The research found that participation in the labor force among Latinas aged 25 to 54 decreased as well, dipping from 71 percent before the pandemic to below 67 percent this May.

The drop in participation rate commonly refers to people who have not actively looked for work in four weeks.

That drop, according to the AP, translates to 465,000 fewer Latinas working or seeking work.

Kassandra Hernández, a lead researcher of the UCLA report, told the AP the findings are important in charting the country’s economic recovery following the pandemic.

“If we don’t recognize the complexities or the nuances of these narratives, of what’s happening with Latinas, we might actually be set back,”' Hernández said.

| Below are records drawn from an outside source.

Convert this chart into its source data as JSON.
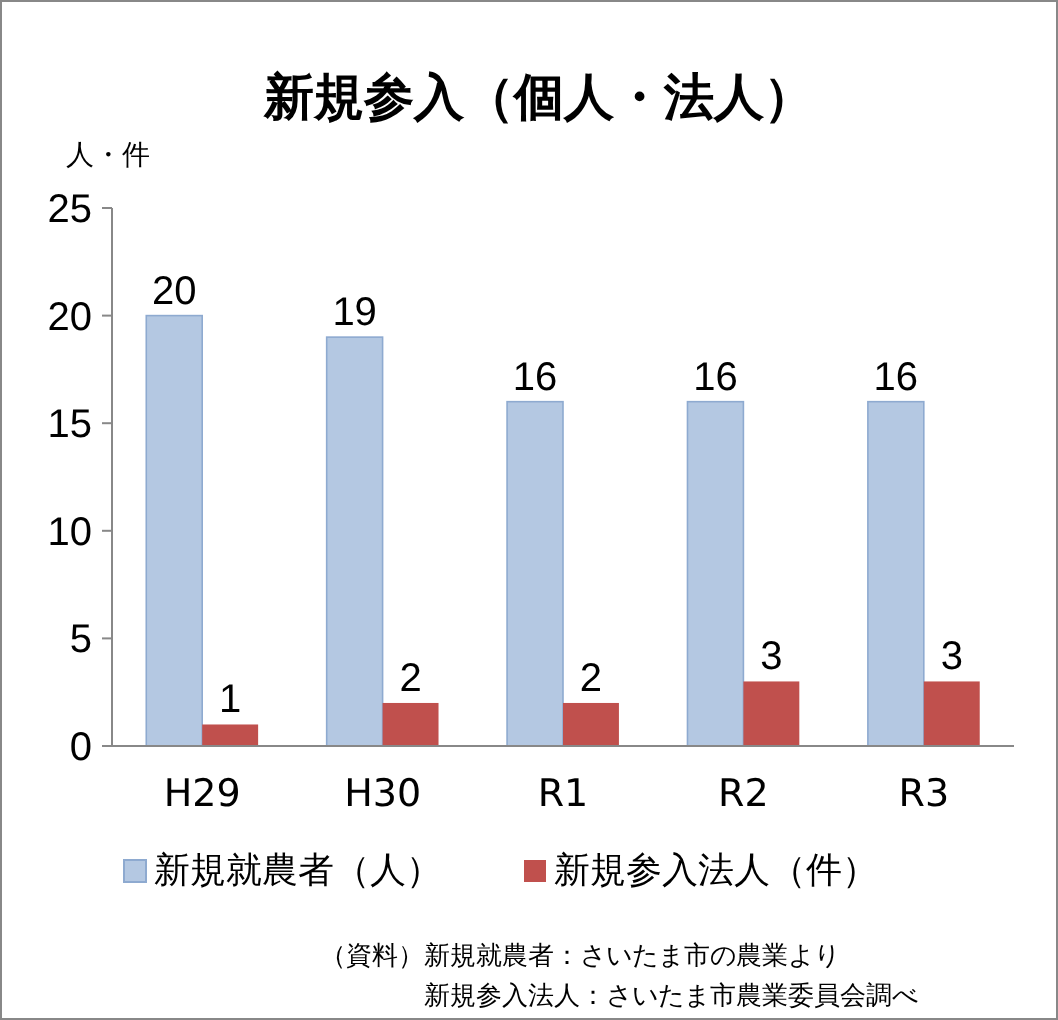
{
  "chart_data": {
    "type": "bar",
    "title": "新規参入（個人・法人）",
    "ylabel": "人・件",
    "categories": [
      "H29",
      "H30",
      "R1",
      "R2",
      "R3"
    ],
    "series": [
      {
        "name": "新規就農者（人）",
        "color": "#b4c8e2",
        "values": [
          20,
          19,
          16,
          16,
          16
        ]
      },
      {
        "name": "新規参入法人（件）",
        "color": "#c0504d",
        "values": [
          1,
          2,
          2,
          3,
          3
        ]
      }
    ],
    "ylim": [
      0,
      25
    ],
    "yticks": [
      0,
      5,
      10,
      15,
      20,
      25
    ],
    "data_labels": true,
    "legend": "bottom",
    "grid": false,
    "annotations": [
      "（資料）新規就農者：さいたま市の農業より",
      "新規参入法人：さいたま市農業委員会調べ"
    ]
  }
}
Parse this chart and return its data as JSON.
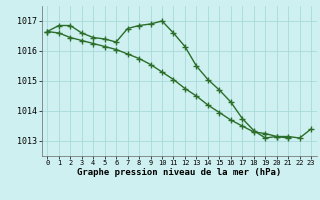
{
  "hours1": [
    0,
    1,
    2,
    3,
    4,
    5,
    6,
    7,
    8,
    9,
    10,
    11,
    12,
    13,
    14,
    15,
    16,
    17,
    18,
    19,
    20,
    21,
    22
  ],
  "series1": [
    1016.65,
    1016.85,
    1016.85,
    1016.6,
    1016.45,
    1016.4,
    1016.3,
    1016.75,
    1016.85,
    1016.9,
    1017.0,
    1016.6,
    1016.15,
    1015.5,
    1015.05,
    1014.7,
    1014.3,
    1013.75,
    1013.35,
    1013.1,
    1013.15,
    1013.1,
    null
  ],
  "hours2": [
    0,
    1,
    2,
    3,
    4,
    5,
    6,
    7,
    8,
    9,
    10,
    11,
    12,
    13,
    14,
    15,
    16,
    17,
    18,
    19,
    20,
    21,
    22,
    23
  ],
  "series2": [
    1016.65,
    1016.6,
    1016.45,
    1016.35,
    1016.25,
    1016.15,
    1016.05,
    1015.9,
    1015.75,
    1015.55,
    1015.3,
    1015.05,
    1014.75,
    1014.5,
    1014.2,
    1013.95,
    1013.7,
    1013.5,
    1013.3,
    1013.25,
    1013.15,
    1013.15,
    1013.1,
    1013.4
  ],
  "line_color": "#2a6e2a",
  "bg_color": "#cff0f0",
  "grid_color": "#a8dada",
  "xlabel": "Graphe pression niveau de la mer (hPa)",
  "ylim": [
    1012.5,
    1017.5
  ],
  "yticks": [
    1013,
    1014,
    1015,
    1016,
    1017
  ],
  "xticks": [
    0,
    1,
    2,
    3,
    4,
    5,
    6,
    7,
    8,
    9,
    10,
    11,
    12,
    13,
    14,
    15,
    16,
    17,
    18,
    19,
    20,
    21,
    22,
    23
  ],
  "marker": "+",
  "markersize": 4,
  "linewidth": 1.0
}
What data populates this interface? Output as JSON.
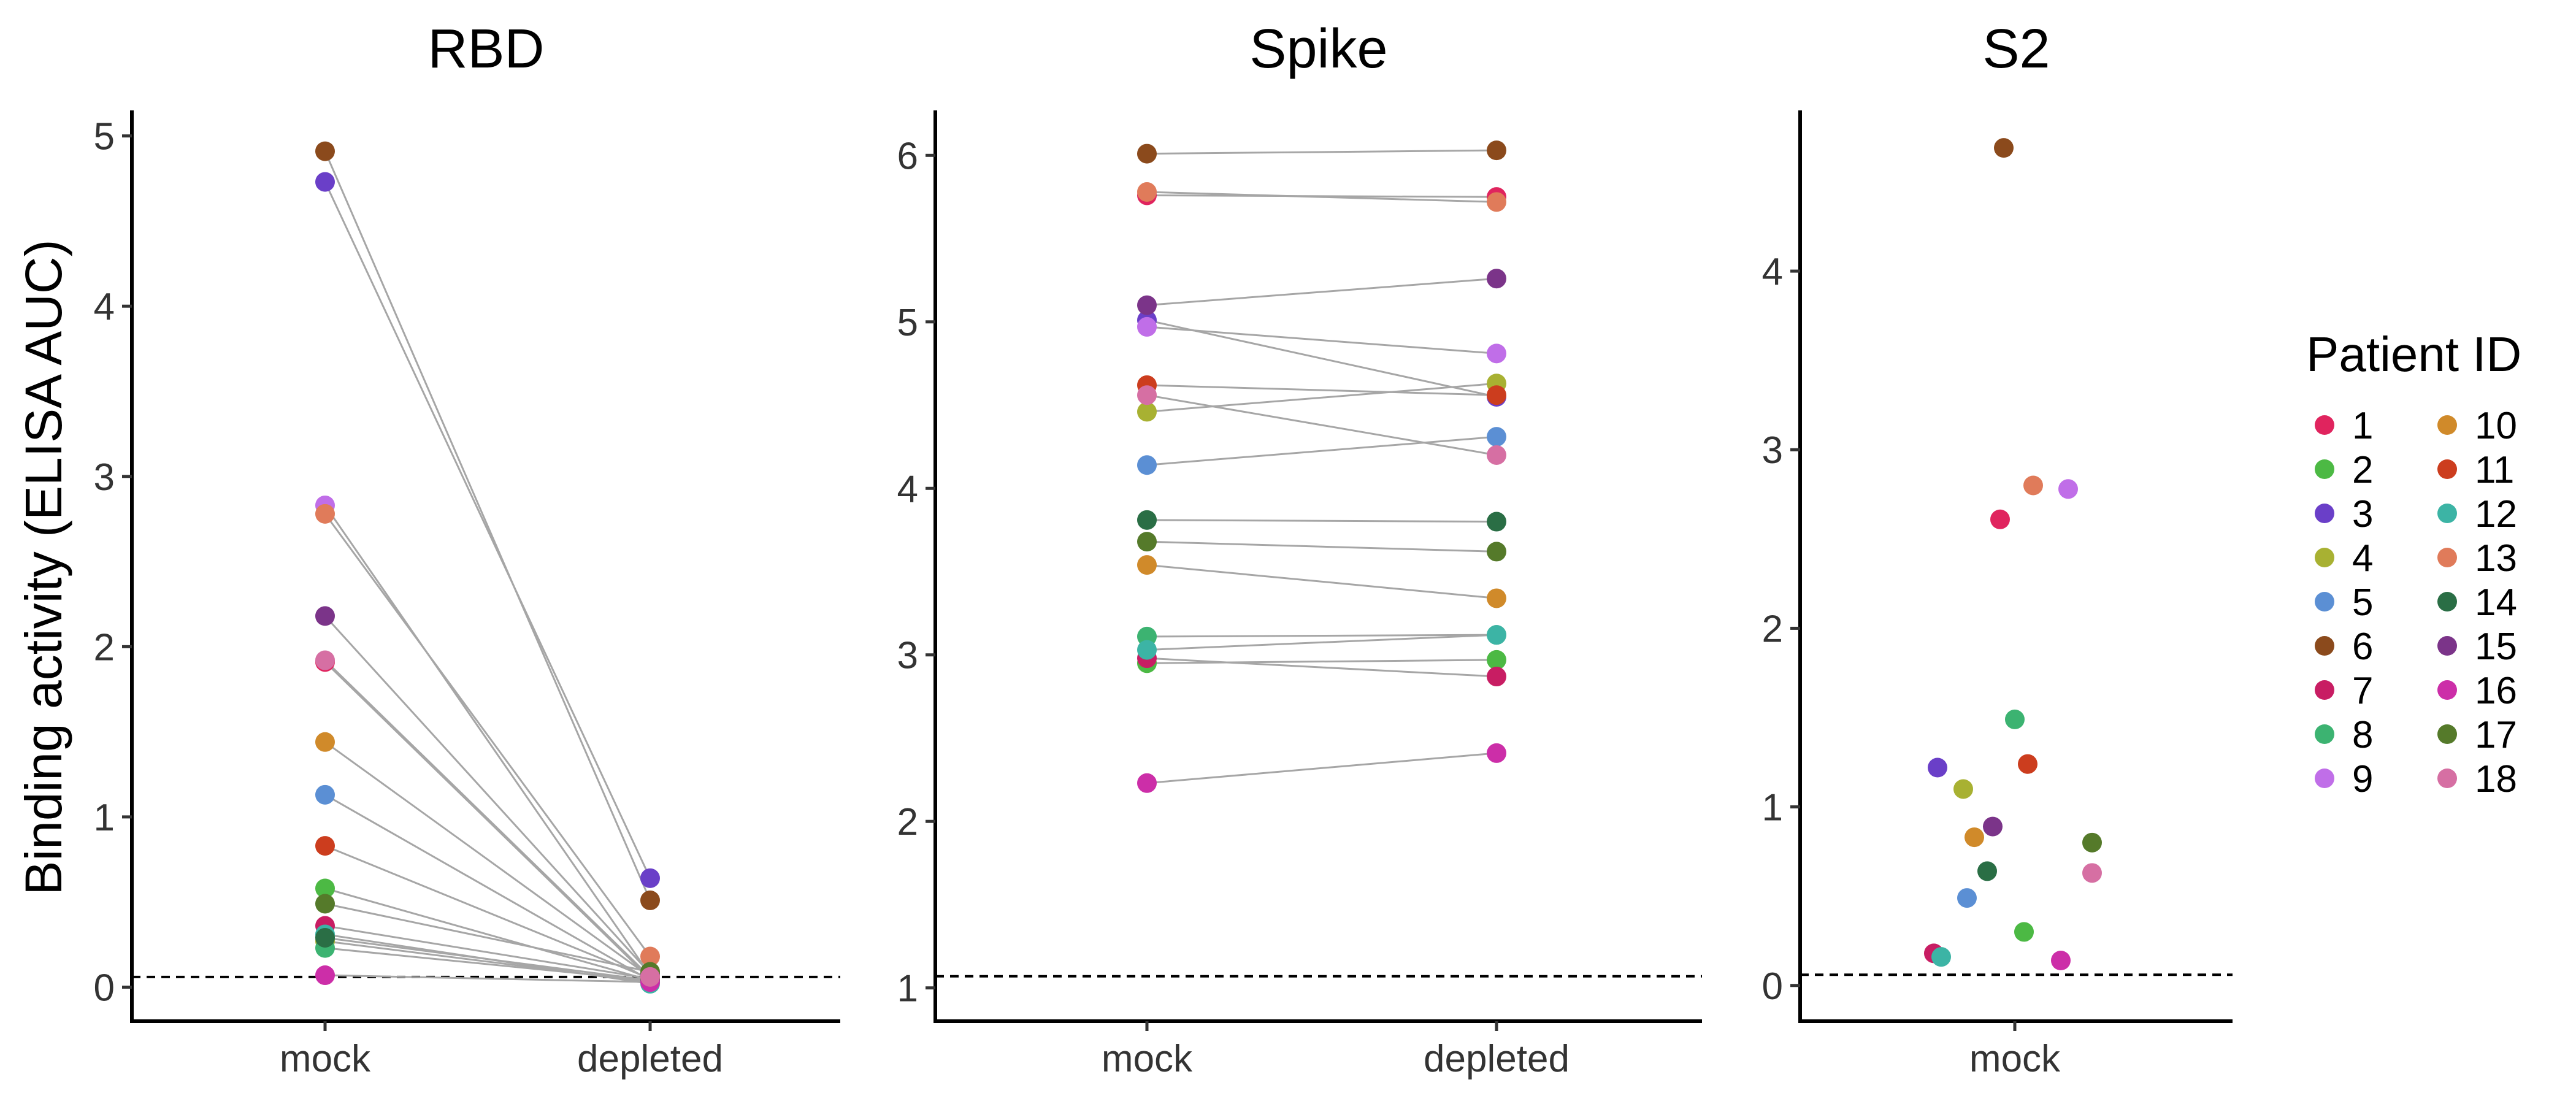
{
  "chart_data": [
    {
      "type": "scatter",
      "title": "RBD",
      "ylabel": "Binding activity (ELISA AUC)",
      "categories": [
        "mock",
        "depleted"
      ],
      "ylim": [
        -0.2,
        5.15
      ],
      "yticks": [
        0,
        1,
        2,
        3,
        4,
        5
      ],
      "reference_line": 0.06,
      "series": [
        {
          "patient": "1",
          "values": [
            1.91,
            0.05
          ]
        },
        {
          "patient": "2",
          "values": [
            0.58,
            0.04
          ]
        },
        {
          "patient": "3",
          "values": [
            4.73,
            0.64
          ]
        },
        {
          "patient": "4",
          "values": [
            0.27,
            0.03
          ]
        },
        {
          "patient": "5",
          "values": [
            1.13,
            0.04
          ]
        },
        {
          "patient": "6",
          "values": [
            4.91,
            0.51
          ]
        },
        {
          "patient": "7",
          "values": [
            0.36,
            0.05
          ]
        },
        {
          "patient": "8",
          "values": [
            0.23,
            0.04
          ]
        },
        {
          "patient": "9",
          "values": [
            2.83,
            0.07
          ]
        },
        {
          "patient": "10",
          "values": [
            1.44,
            0.06
          ]
        },
        {
          "patient": "11",
          "values": [
            0.83,
            0.05
          ]
        },
        {
          "patient": "12",
          "values": [
            0.31,
            0.02
          ]
        },
        {
          "patient": "13",
          "values": [
            2.78,
            0.18
          ]
        },
        {
          "patient": "14",
          "values": [
            0.29,
            0.04
          ]
        },
        {
          "patient": "15",
          "values": [
            2.18,
            0.08
          ]
        },
        {
          "patient": "16",
          "values": [
            0.07,
            0.03
          ]
        },
        {
          "patient": "17",
          "values": [
            0.49,
            0.09
          ]
        },
        {
          "patient": "18",
          "values": [
            1.92,
            0.06
          ]
        }
      ]
    },
    {
      "type": "scatter",
      "title": "Spike",
      "ylabel": "",
      "categories": [
        "mock",
        "depleted"
      ],
      "ylim": [
        0.8,
        6.27
      ],
      "yticks": [
        1,
        2,
        3,
        4,
        5,
        6
      ],
      "reference_line": 1.07,
      "series": [
        {
          "patient": "1",
          "values": [
            5.76,
            5.75
          ]
        },
        {
          "patient": "2",
          "values": [
            2.95,
            2.97
          ]
        },
        {
          "patient": "3",
          "values": [
            5.01,
            4.55
          ]
        },
        {
          "patient": "4",
          "values": [
            4.46,
            4.63
          ]
        },
        {
          "patient": "5",
          "values": [
            4.14,
            4.31
          ]
        },
        {
          "patient": "6",
          "values": [
            6.01,
            6.03
          ]
        },
        {
          "patient": "7",
          "values": [
            2.98,
            2.87
          ]
        },
        {
          "patient": "8",
          "values": [
            3.11,
            3.12
          ]
        },
        {
          "patient": "9",
          "values": [
            4.97,
            4.81
          ]
        },
        {
          "patient": "10",
          "values": [
            3.54,
            3.34
          ]
        },
        {
          "patient": "11",
          "values": [
            4.62,
            4.56
          ]
        },
        {
          "patient": "12",
          "values": [
            3.03,
            3.12
          ]
        },
        {
          "patient": "13",
          "values": [
            5.78,
            5.72
          ]
        },
        {
          "patient": "14",
          "values": [
            3.81,
            3.8
          ]
        },
        {
          "patient": "15",
          "values": [
            5.1,
            5.26
          ]
        },
        {
          "patient": "16",
          "values": [
            2.23,
            2.41
          ]
        },
        {
          "patient": "17",
          "values": [
            3.68,
            3.62
          ]
        },
        {
          "patient": "18",
          "values": [
            4.56,
            4.2
          ]
        }
      ]
    },
    {
      "type": "scatter",
      "title": "S2",
      "ylabel": "",
      "categories": [
        "mock"
      ],
      "ylim": [
        -0.2,
        4.9
      ],
      "yticks": [
        0,
        1,
        2,
        3,
        4
      ],
      "reference_line": 0.06,
      "series": [
        {
          "patient": "1",
          "values": [
            2.61
          ]
        },
        {
          "patient": "2",
          "values": [
            0.3
          ]
        },
        {
          "patient": "3",
          "values": [
            1.22
          ]
        },
        {
          "patient": "4",
          "values": [
            1.1
          ]
        },
        {
          "patient": "5",
          "values": [
            0.49
          ]
        },
        {
          "patient": "6",
          "values": [
            4.69
          ]
        },
        {
          "patient": "7",
          "values": [
            0.18
          ]
        },
        {
          "patient": "8",
          "values": [
            1.49
          ]
        },
        {
          "patient": "9",
          "values": [
            2.78
          ]
        },
        {
          "patient": "10",
          "values": [
            0.83
          ]
        },
        {
          "patient": "11",
          "values": [
            1.24
          ]
        },
        {
          "patient": "12",
          "values": [
            0.16
          ]
        },
        {
          "patient": "13",
          "values": [
            2.8
          ]
        },
        {
          "patient": "14",
          "values": [
            0.64
          ]
        },
        {
          "patient": "15",
          "values": [
            0.89
          ]
        },
        {
          "patient": "16",
          "values": [
            0.14
          ]
        },
        {
          "patient": "17",
          "values": [
            0.8
          ]
        },
        {
          "patient": "18",
          "values": [
            0.63
          ]
        }
      ]
    }
  ],
  "legend": {
    "title": "Patient ID",
    "items": [
      {
        "label": "1",
        "color": "#e0245e"
      },
      {
        "label": "2",
        "color": "#4cb944"
      },
      {
        "label": "3",
        "color": "#6a3fc8"
      },
      {
        "label": "4",
        "color": "#a8b132"
      },
      {
        "label": "5",
        "color": "#5b8fd4"
      },
      {
        "label": "6",
        "color": "#8b4a1c"
      },
      {
        "label": "7",
        "color": "#c81d63"
      },
      {
        "label": "8",
        "color": "#3cb371"
      },
      {
        "label": "9",
        "color": "#c06ee8"
      },
      {
        "label": "10",
        "color": "#d08a2a"
      },
      {
        "label": "11",
        "color": "#cc3d1e"
      },
      {
        "label": "12",
        "color": "#3cb4a5"
      },
      {
        "label": "13",
        "color": "#e07b5a"
      },
      {
        "label": "14",
        "color": "#2a6e45"
      },
      {
        "label": "15",
        "color": "#7b3489"
      },
      {
        "label": "16",
        "color": "#cc2ea8"
      },
      {
        "label": "17",
        "color": "#557a2a"
      },
      {
        "label": "18",
        "color": "#d66fa3"
      }
    ]
  },
  "s2_jitter": [
    -0.08,
    0.05,
    -0.42,
    -0.28,
    -0.26,
    -0.06,
    -0.44,
    0.0,
    0.29,
    -0.22,
    0.07,
    -0.4,
    0.1,
    -0.15,
    -0.12,
    0.25,
    0.42,
    0.42
  ]
}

Hernández added that women need access to child care and stronger pay and educational opportunities to help them prevail over the disparities in career opportunities, in addition to the difficulties stemming from the pandemic.


The wire service noted that Latinas face a number of obstacles. Research has illustrated that the demographic is more likely than all other U.S. mothers to stay home with children instead of working.

Additionally, Latinas typically complete more work at home compared to men in their lives, spending double the amount of time on household activities and almost triple the amount of time caring for household members when compared to Latinos, the AP noted.

The economy has been on a steady recovery since the height of the pandemic, with the most recent jobs report earlier this month illustrating that the U.S. labor market added 559,000 jobs in May.

Additionally, the unemployment rate fell to 5.8 percent from 6.1 percent the previous month.